Mittwoch, 27. August 2008

Stunde der elektronischen Musik

Es mag nicht viele Leute geben, die sie noch kennen. Die "Stunde der elektronischen Musik" auf Jugendradio DT64, immer sonnstags von 13 bis 14 Uhr. Das war bis 1990. Für mich damals die einzige Möglichkeit, als gelernter DDR-Bürger halbwegs auf dem Laufenden zu bleiben, was die aktuellen Alben der elektronischen Musik anging. Es gab sonst keine Radio- oder Fernsehsendung - auch nicht im westlichen Teil Deutschlands - die sich mit dem Thema beschäftigt hat. Doch, eine gab es: "Schwingungen", die lief aber auf WDR und den haben wir nicht bekommen.
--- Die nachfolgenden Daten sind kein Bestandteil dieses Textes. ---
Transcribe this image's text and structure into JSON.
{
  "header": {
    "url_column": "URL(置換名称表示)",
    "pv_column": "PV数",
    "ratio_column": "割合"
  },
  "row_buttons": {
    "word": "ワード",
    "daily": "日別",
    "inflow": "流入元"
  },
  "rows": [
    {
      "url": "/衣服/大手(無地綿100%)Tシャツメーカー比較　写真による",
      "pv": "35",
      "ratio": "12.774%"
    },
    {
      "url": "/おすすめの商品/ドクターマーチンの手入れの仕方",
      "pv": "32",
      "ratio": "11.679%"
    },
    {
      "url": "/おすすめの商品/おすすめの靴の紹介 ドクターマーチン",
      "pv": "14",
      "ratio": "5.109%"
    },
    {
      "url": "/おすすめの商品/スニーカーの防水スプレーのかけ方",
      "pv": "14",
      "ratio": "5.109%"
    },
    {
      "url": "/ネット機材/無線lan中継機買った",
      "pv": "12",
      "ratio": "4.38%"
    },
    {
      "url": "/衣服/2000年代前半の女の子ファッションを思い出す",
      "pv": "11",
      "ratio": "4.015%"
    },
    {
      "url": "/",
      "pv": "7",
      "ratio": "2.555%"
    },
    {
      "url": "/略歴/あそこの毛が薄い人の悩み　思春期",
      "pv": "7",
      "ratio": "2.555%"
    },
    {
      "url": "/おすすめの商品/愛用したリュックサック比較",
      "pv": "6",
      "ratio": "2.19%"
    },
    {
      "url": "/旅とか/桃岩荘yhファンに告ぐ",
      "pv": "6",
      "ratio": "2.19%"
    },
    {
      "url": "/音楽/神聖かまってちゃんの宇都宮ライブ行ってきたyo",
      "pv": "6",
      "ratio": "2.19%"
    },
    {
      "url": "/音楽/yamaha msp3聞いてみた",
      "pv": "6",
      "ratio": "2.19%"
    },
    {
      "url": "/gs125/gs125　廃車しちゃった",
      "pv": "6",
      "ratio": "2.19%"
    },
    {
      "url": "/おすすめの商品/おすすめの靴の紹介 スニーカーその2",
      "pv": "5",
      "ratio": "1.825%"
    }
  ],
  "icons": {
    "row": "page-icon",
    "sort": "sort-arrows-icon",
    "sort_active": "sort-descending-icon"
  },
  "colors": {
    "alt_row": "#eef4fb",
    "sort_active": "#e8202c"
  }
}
Jedenfalls wurde in einer der Sendung ein Stück von einem polnischen Künster vorgestellt, dessen Namen ich vergessen habe - sowohl den Namen des Künstlers als auch des Stückes. Ich weiß nur eines: Das Stück hat mich damals sehr begeistert und ich hatte es die ganzen Jahre hindurch immer in meinem Kopf. Gehört habe ich es aber seitdem nie wieder.

Letzte Woche hörte ich wie öfters auf Last.fm etwas Musik und da kam ein Stück von einem gewissen Marek Bilinski. Das klang ziemlich interessant, zumal das ganze eben auch elektronisch war. Also informierte ich mich weiter über ihn und hörte mir einige Stücke von ihm an. Das war dann ein Treffer ins Schwarze! Ich habe genau dieses Stück wiedergefunden. Als ich es hörte, lief mir erstmal eine Gänsehaut über den Rücken. Nach so vielen Jahren bin ich fündig geworden und die Erinnerungen an die sonntägliche Stunde vorm Radio war auch wieder lebendig ...
Falls von Interesse, das Stück heißt "Gorace Lato" und ist vom Album "Wolne Loty", erschienen 1986.

Natürlich gibt es auch bei MySpace eine Seite: http://www.myspace.com/marekbilinski

Samstag, 2. August 2008

Sommersturm

Rein zufällig habe ich mitbekommen, dass heute Abend auf PRO7 der Film "Sommersturm" läuft. Er kam 2004 in die Kinos, wo er aber irgendwie an mir vorbei ging. Höchste Zeit also, dass ich ihn mir anschaue!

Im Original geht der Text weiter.